What to Do if You’re Facing Criminal Charges in Texas

What to Do if You’re Facing Criminal Charges in Texas

Are you facing criminal charges in Texas and wondering what steps you should take? Above all, the first thing you need to do is contact an attorney.

You don’t have to commit to hiring any specific attorney right away – you can get a free consultation from a few different attorneys before making your decision.

However, don’t wait to make contact. Reaching out will help you understand your legal options better.

1. You need an attorney for all criminal charges

It doesn’t matter how small your charges are – all criminal charges require a skilled attorney. There are nuances you won’t be able to navigate in the courtroom if you try to represent yourself. Doing so could create a disastrous case outcome.

Some of the most common criminal charges people face in Texas include:

  • Drug charges
  • Aggravated assault
  • DWI/DUI
  • Assault/aggravated assault
  • Robbery
  • Murder
  • Manslaughter
  • Sexual assault/rape

All of these charges are serious and you’ll have the best chance at an ideal case outcome with an attorney.

2. Don’t talk to the police

You’ve heard people say, “don’t talk to the police,” and this is solid advice. However, the reason you don’t want to talk to the police is a little more nuanced than you might think.

The Fifth Amendment to the United States Constitution protects you against self-incrimination. Anything and everything you say to a police officer can be self-incriminating.

The biggest problem with talking to the police is that anything you say can and will be used against you in court. However, nothing you say can be used in your defense. Anything you tell a police officer is considered hearsay and cannot be used as evidence.

Although what you say to a police officer can’t be used as evidence, it can create a sticky situation. For example, if a police officer lies and says you admitted to the crime, you’ll now have someone’s word against yours. Even if it’s not used as evidence, it will paint a shaky picture for the judge and jury.

Maintain the ability to state that you never spoke to the police and no conversation took place. However, ask your attorney for advice on how to interact with police and politely decline their requests for a conversation.

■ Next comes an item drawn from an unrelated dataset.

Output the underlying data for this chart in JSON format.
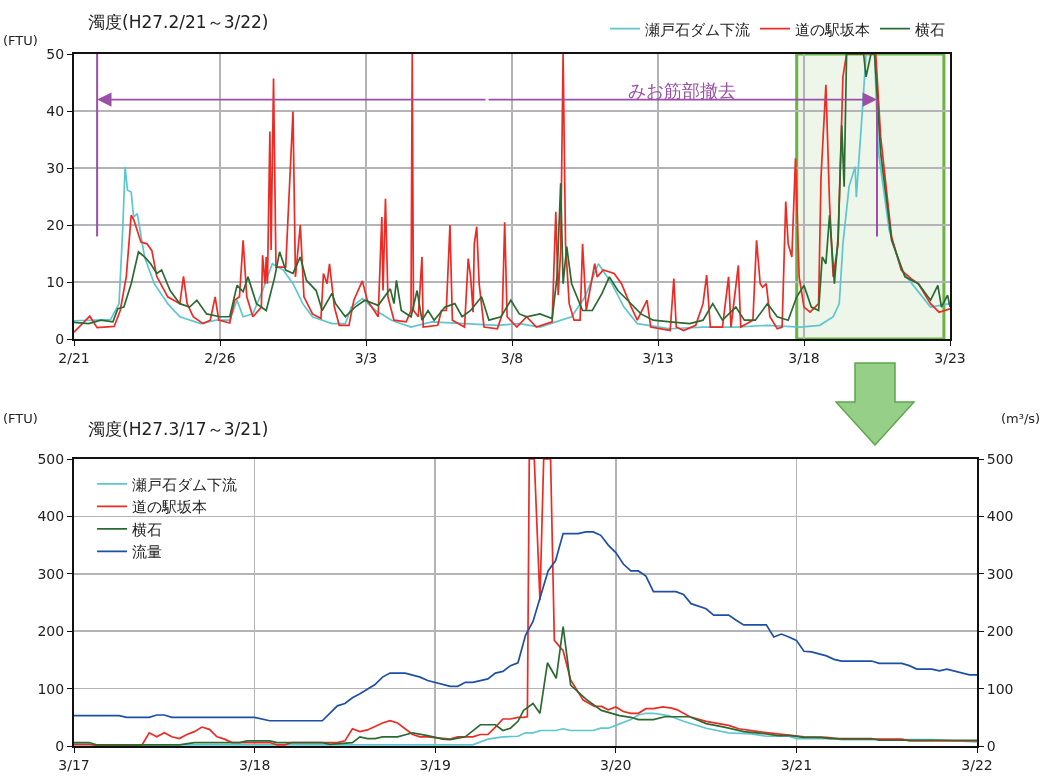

3. Don’t post on social media

Social media is the last place you should be when you’re facing criminal charges. The prosecution will scour your social media accounts for information that could be used against you. This might include posts, comments, and photos.

Stay off of social media completely when you’re facing criminal charges. Don’t post comments, don’t post to your timeline, and don’t upload any photos, even if they’re old. Don’t even upload photos of your pets because anything in the background of the photo could be used against you. Also, a photo’s EXIF data could also be used to establish your whereabouts, so err on the side of caution and ignore social media.

Although you should abandon posting, don’t delete any of your posts. If you delete your posts, comments, or photos, the prosecution might accuse you of destroying evidence. Instead, lock down your accounts by making them private, cull your friends list if needed, and turn all of your existing posts to friends-only. You might be required to provide access to your account, but don’t make it easy.

4. Don’t discuss your case with anyone

It’s tempting to discuss your case with your friends and family, but resist the temptation, no matter how hard it gets. You might have one friend you can talk with about your case in confidence, but anything you say to other people could end up being used against you if they are subpoenaed to testify.

When you talk to people about your case, you don’t realize those conversations could put them in an awkward position later on. They might not even want to testify, but if they must, their testimony could end up ruining your friendship.

Keep all discussions about your case between you and your attorney to ensure you get the best possible case outcome.

Keep your stress levels low

Perhaps the most important thing to do when facing criminal charges is to keep your stress levels low. Stress creates many health problems, and it also perpetuates anxiety that can make you feel angry or depressed.

Take care of yourself as much as possible. Eat good food, go for walks, and take long, hot baths. Prioritize taking care of yourself so you can be in a good emotional state when you go to court.